Amiga Power


Darkman

Author: Stuart Campbell
Publisher: Ocean
Machine: Amiga 500

 
Published in Amiga Power #6

Yet another B-movie has its mediocrity captured on the Amiga...

Darkman

In which Ocean, with a number of major licences due in the run-up to Christmas, bung up what's hopefully the last in their series of dodgy movie-related runaround things - a series which has included some of Ocean's poorest games in recent memory (Total Recall, Navy Seals, Nightbreed, etc, etc), Darkman takes the usual route, being composed of a number of sub-games all bearing some resemblance to a sequence from the movie, none great games in their own right, but hopefully all combining to make something reasonable entertaining. Of course, normally this approach fails miserably, but Ocean (particularly) have tried it so many times by now, they must be getting good at it. Right?

Right! No, sorry, only joking. Darkman surprises no-one very much by being yet another spectacularly mediocre collection of inconsequential little snippets of arcade action which could have been from any of a thousand games were it not for the main sprite being a movie character.

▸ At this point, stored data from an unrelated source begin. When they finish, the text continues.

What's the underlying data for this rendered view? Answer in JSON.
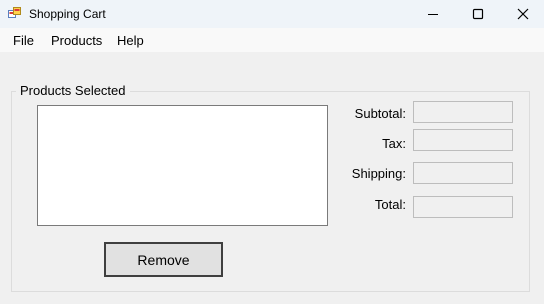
{
  "window": {
    "title": "Shopping Cart",
    "minimize_icon": "minimize-icon",
    "maximize_icon": "maximize-icon",
    "close_icon": "close-icon"
  },
  "menu": {
    "items": [
      {
        "label": "File"
      },
      {
        "label": "Products"
      },
      {
        "label": "Help"
      }
    ]
  },
  "group": {
    "title": "Products Selected",
    "remove_label": "Remove",
    "selected_items": []
  },
  "summary": {
    "subtotal_label": "Subtotal:",
    "subtotal_value": "",
    "tax_label": "Tax:",
    "tax_value": "",
    "shipping_label": "Shipping:",
    "shipping_value": "",
    "total_label": "Total:",
    "total_value": ""
  }
}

The biggest and most complex segments of the game involve, basically, running along the screen battering the fire button incessantly in order to punch and kick the swarms of enemies (two different sprites to choose from!) out of the way. Calling it a beat-'em-up, though, would be an insult to even the poorest of beat-'em-ups, because as long as you keep pummelling away on the fire button, the bad guys simply can't get near you.

Darkman

The only complicated strategy you have to master is to get all of them on one side of you as they appear on screen, then just stand still and biff away as they line up to come at you. No matter how many there are, all will fall prey to your lightning fists.

Things only get worse in the intervening stages, where you have to take pictures of your enemies at a window (via an Operation Wolf-ish sub-game not unlike the ones in RoboCop), in order to gather enough information to make yourself a disguise for the runny-punchy levels. The disguise stops the baddies from trying to hit you (big deal), but runs out after about ten seconds or so anyway, making it a complete waste of time.

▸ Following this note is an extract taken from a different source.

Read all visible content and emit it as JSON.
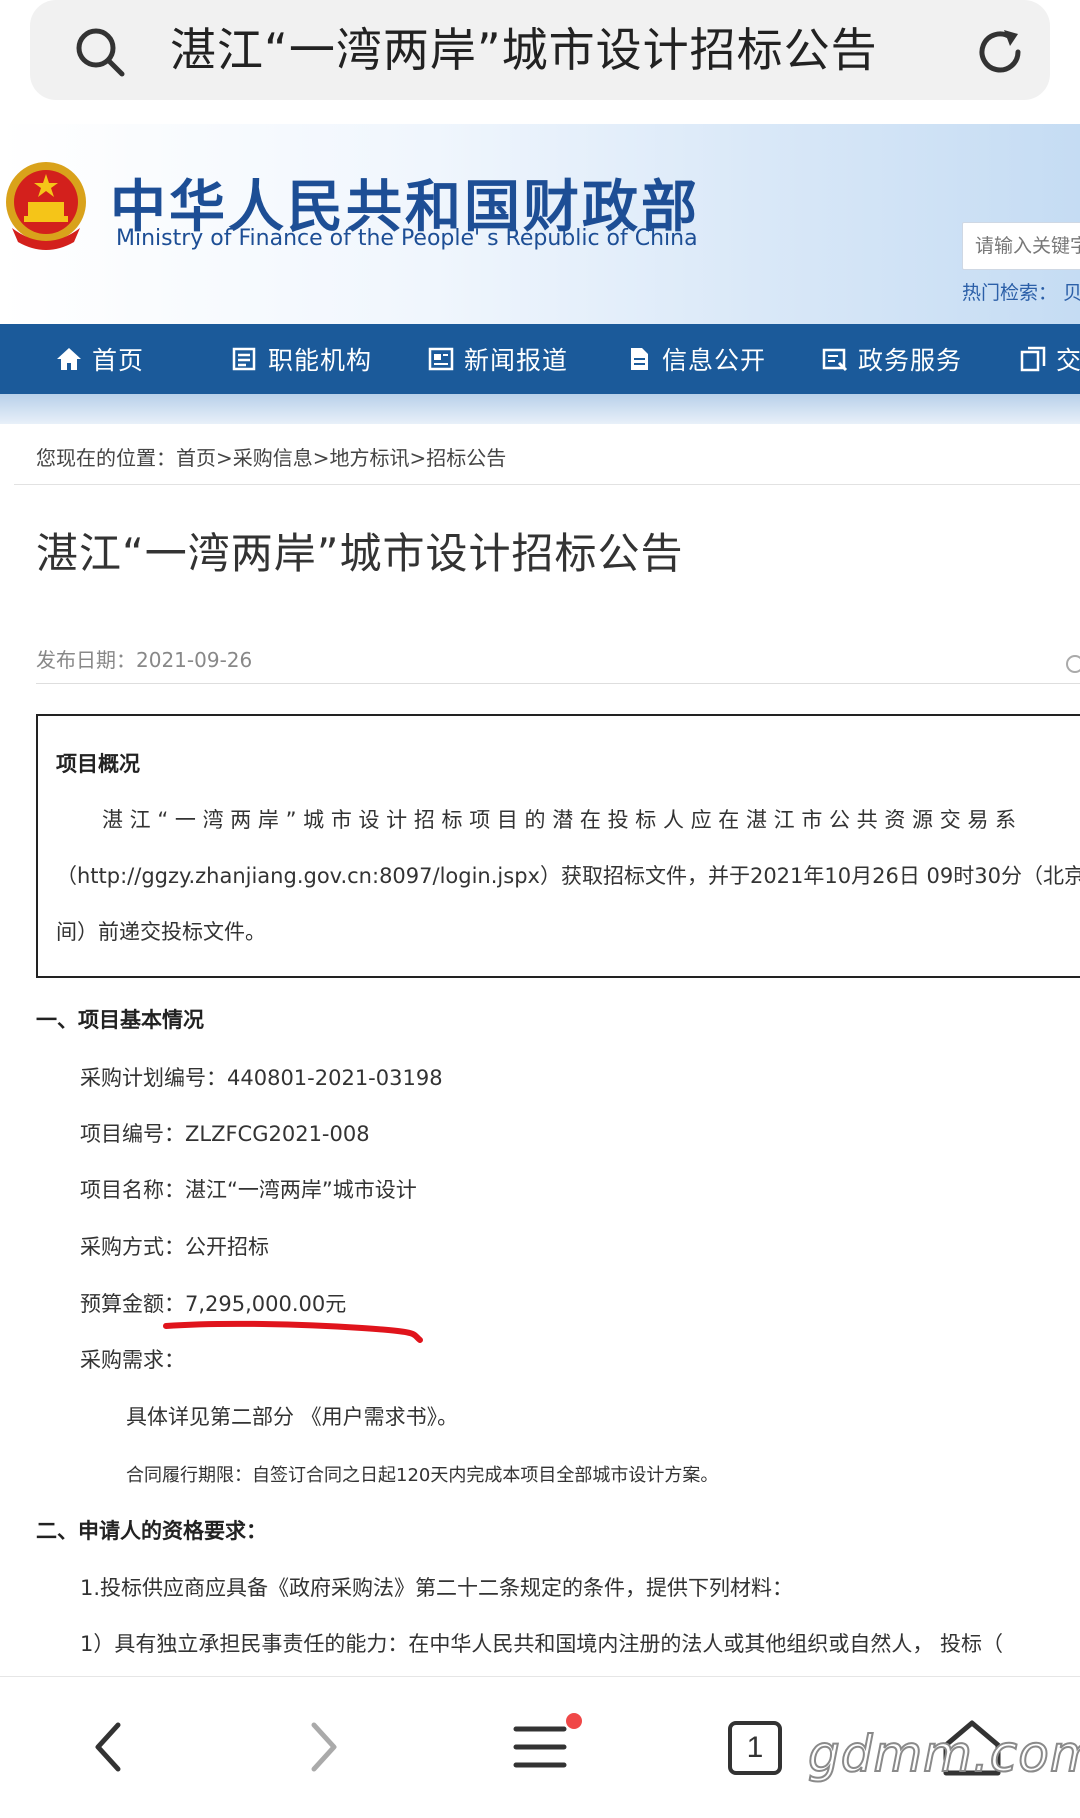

Escaping from these first few levels (the second 'proper' level is lengthy and slightly tricky, and sends you all the way back to the start when you lose a life) brings you to the rooftop helicopter chase sequence, where you're chased across some rooftops by a helicopter (so no surprises there). This calls for even less skill than the levels before, as all you can do is run along trying to avoid the huge bombs dropped by the chopper, the explosions of which blow you off the top of the building if you get even remotely close to them.

It was around this point that I got completely fed up with suffering such lazily-designed rubbish and consigned the game to the 'never-to-be-seen-again' drawer, but those of you with lots of time on your hands who can be bothered to play a bit further will find, largely, more of the same in the later levels, with the exception of a neat and imaginative 'driving' sequence, where Darkman hangs from a rope underneath a helicopter and has to dodge the oncoming traffic by swinging around. Neat though this is, it isn't worth putting up with the rest of this feeble mediocrity of a game for.

The Bottom Line

Good graphics, bad sound, and terminally ugly gameplay - it's Another Duff Movie Game, I'm afraid, based on another of Ocean's fairly duff choice of movies. (Oh, and the documentation is a disgrace too.) One more great reason to look forward to Christmas.